Speaking after a speech to a packed Foreign Correspondents’ Club, Patten said that while democratic development in Hong Kong had been disappointingly slow, independence was not the answer.
“There is no stronger supporter of democracy in Hong Kong than me, but to confuse that campaign with a campaign for independence is a terrible mistake,” said Patten, who governed from 1992 to 1997.
“It reduces support for democracy, it undermines the moral high ground which I think was achieved by students in 2014. It provokes not just officials of the Chinese Communist Party [CCP], but it provokes the people of mainland China,” he said.
China took back control of Hong Kong in 1997 through a “one country, two systems” formula that allows wide-ranging freedoms, a separate legal system and specifies universal suffrage as an eventual goal.
Beijing’s refusal to grant full democracy saw tens of thousands of students take to the streets in late 2014, protests that presented the central government with one of its greatest challenges in decades. Patten supported the students’ demands.
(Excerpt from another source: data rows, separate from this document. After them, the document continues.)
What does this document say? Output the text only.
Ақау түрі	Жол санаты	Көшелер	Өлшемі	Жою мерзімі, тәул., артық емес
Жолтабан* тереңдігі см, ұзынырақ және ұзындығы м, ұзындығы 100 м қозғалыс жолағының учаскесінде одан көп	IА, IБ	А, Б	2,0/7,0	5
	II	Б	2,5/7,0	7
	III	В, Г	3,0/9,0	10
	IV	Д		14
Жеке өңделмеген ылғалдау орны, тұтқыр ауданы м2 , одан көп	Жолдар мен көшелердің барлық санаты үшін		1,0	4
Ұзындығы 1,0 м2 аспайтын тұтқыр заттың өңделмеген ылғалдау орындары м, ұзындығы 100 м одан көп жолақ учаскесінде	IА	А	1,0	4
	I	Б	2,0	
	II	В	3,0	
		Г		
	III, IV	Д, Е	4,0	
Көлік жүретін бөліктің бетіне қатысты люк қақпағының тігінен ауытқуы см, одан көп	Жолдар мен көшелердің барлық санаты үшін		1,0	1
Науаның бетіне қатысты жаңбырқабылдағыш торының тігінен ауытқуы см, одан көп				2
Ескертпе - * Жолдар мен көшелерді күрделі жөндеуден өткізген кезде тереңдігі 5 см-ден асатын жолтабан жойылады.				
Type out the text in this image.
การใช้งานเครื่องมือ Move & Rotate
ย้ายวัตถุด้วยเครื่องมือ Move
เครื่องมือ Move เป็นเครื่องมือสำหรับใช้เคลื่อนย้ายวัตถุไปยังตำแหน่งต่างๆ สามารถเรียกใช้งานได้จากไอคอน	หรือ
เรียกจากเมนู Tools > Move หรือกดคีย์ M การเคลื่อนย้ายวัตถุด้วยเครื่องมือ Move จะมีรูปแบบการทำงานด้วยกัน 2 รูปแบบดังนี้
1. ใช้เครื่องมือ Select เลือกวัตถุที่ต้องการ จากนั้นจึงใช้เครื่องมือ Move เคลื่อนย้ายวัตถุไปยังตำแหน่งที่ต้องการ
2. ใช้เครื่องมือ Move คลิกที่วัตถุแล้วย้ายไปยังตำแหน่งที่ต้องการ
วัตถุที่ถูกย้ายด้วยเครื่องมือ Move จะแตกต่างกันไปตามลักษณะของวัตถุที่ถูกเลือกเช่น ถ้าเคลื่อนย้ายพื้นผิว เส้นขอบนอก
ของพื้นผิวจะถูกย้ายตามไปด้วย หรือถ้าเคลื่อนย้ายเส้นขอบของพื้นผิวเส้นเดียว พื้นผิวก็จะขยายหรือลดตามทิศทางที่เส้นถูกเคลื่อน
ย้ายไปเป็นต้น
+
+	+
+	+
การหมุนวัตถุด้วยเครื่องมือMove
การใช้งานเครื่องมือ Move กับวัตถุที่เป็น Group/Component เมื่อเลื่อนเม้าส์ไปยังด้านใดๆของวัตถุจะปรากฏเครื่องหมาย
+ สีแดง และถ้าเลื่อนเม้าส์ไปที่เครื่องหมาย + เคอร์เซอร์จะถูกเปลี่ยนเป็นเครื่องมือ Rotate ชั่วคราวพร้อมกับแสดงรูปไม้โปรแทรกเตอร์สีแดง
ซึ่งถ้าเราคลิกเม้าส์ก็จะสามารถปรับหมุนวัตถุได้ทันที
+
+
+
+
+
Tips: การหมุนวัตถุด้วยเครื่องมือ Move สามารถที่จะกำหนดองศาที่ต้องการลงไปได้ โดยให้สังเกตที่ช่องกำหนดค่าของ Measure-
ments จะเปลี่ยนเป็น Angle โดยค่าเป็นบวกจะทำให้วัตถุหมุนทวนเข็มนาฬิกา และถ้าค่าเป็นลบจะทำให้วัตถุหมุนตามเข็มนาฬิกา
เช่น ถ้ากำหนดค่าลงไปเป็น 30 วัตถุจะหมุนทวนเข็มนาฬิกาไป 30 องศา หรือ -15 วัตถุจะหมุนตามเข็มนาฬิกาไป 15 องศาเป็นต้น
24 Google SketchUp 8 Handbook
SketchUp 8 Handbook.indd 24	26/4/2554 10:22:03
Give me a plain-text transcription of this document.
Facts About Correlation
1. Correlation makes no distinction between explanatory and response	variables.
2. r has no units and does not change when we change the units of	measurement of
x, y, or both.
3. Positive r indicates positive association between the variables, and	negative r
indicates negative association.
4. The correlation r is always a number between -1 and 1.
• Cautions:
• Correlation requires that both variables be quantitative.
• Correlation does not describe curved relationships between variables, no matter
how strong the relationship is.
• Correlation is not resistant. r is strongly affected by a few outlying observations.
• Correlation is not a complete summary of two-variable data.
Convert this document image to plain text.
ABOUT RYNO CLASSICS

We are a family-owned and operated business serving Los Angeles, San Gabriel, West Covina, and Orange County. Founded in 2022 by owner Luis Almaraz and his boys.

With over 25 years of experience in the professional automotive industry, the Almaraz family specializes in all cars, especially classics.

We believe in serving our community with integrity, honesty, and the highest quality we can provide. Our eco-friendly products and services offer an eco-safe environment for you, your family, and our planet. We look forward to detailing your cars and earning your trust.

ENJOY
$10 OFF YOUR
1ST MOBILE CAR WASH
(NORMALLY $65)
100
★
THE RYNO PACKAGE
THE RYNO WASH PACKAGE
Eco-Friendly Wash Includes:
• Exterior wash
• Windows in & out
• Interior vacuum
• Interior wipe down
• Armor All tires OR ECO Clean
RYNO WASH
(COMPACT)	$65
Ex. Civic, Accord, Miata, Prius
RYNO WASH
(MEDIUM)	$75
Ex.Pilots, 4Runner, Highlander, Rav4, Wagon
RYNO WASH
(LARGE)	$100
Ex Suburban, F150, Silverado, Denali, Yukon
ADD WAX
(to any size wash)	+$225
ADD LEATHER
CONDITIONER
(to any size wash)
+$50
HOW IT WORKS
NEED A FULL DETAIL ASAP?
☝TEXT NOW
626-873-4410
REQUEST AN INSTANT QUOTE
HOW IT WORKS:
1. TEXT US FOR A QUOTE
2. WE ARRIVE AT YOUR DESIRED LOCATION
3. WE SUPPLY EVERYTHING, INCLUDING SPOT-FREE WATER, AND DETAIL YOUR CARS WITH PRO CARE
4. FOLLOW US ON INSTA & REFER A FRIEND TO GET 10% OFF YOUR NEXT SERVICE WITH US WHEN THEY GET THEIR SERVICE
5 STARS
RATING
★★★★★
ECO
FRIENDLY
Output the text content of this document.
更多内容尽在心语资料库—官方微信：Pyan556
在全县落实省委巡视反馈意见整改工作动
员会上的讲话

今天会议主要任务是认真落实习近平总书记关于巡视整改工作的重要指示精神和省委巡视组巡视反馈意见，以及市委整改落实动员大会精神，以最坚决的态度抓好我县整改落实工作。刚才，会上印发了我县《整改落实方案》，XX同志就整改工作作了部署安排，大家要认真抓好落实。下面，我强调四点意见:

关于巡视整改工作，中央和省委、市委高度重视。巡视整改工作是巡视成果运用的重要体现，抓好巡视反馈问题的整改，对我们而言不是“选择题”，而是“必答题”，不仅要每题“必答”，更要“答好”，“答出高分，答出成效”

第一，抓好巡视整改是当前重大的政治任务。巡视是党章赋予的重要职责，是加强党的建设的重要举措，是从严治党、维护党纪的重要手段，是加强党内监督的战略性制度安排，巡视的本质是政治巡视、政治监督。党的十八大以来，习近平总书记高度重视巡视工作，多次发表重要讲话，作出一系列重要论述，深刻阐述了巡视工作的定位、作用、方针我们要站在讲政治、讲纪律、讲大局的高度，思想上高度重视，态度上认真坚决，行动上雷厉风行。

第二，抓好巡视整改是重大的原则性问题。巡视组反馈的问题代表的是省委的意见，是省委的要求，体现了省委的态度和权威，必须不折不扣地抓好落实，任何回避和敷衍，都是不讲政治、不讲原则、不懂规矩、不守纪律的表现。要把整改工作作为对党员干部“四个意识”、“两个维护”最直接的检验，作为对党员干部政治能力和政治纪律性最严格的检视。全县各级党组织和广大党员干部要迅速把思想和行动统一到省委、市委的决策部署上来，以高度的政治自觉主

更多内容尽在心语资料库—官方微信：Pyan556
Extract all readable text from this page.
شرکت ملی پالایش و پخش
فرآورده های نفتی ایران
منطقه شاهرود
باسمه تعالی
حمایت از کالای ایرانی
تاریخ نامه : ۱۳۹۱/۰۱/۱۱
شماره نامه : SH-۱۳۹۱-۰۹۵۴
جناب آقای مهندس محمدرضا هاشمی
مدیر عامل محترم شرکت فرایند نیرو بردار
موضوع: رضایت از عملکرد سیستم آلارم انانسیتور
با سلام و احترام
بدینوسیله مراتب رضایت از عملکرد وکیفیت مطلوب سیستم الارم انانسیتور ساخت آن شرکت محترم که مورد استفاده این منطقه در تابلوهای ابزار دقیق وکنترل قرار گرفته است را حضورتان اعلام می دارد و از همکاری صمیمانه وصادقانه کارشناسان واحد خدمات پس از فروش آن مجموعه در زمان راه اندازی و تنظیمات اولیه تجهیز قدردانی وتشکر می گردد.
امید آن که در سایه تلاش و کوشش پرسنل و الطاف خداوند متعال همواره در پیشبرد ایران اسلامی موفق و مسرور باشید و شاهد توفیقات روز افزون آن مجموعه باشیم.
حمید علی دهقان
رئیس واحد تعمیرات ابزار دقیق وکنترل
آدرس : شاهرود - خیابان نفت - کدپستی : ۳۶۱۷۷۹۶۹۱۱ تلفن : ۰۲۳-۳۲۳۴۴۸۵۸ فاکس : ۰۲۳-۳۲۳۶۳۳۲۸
Patten’s comments on independence come after the issue grabbed international attention this month when Beijing intervened to effectively bar two pro-independence Hong Kong legislators from being sworn into office.
The move came after Yau Wai-ching (游蕙禎), 25, and Sixtus “Baggio” Leung (梁頌恆), 30, pledged allegiance to the “Hong Kong nation” and displayed a banner declaring “Hong Kong is not China” during a swearing-in ceremony for the Legislative Council last month.
Referring to Hong Kong’s much-vaunted rule of law, Patten said he was “fairly” confident in it, although he acknowledged there had been some issues and people in the city were anxious.
“There is nervousness that something which has been so fundamental to Hong Kong’s success as a city and as an economy may be tampered with. I don’t think that will happen. But it’s a concern. People are nervous that it may happen,” he said.
Patten voiced concern over the case of five booksellers who went missing late last year, amid fears two were abducted — one from Hong Kong and one from Thailand — by Chinese agents. Four of the booksellers, who sold gossipy books about Chinese leaders, returned to Hong Kong and one, a Swedish national, remains in detention in mainland China.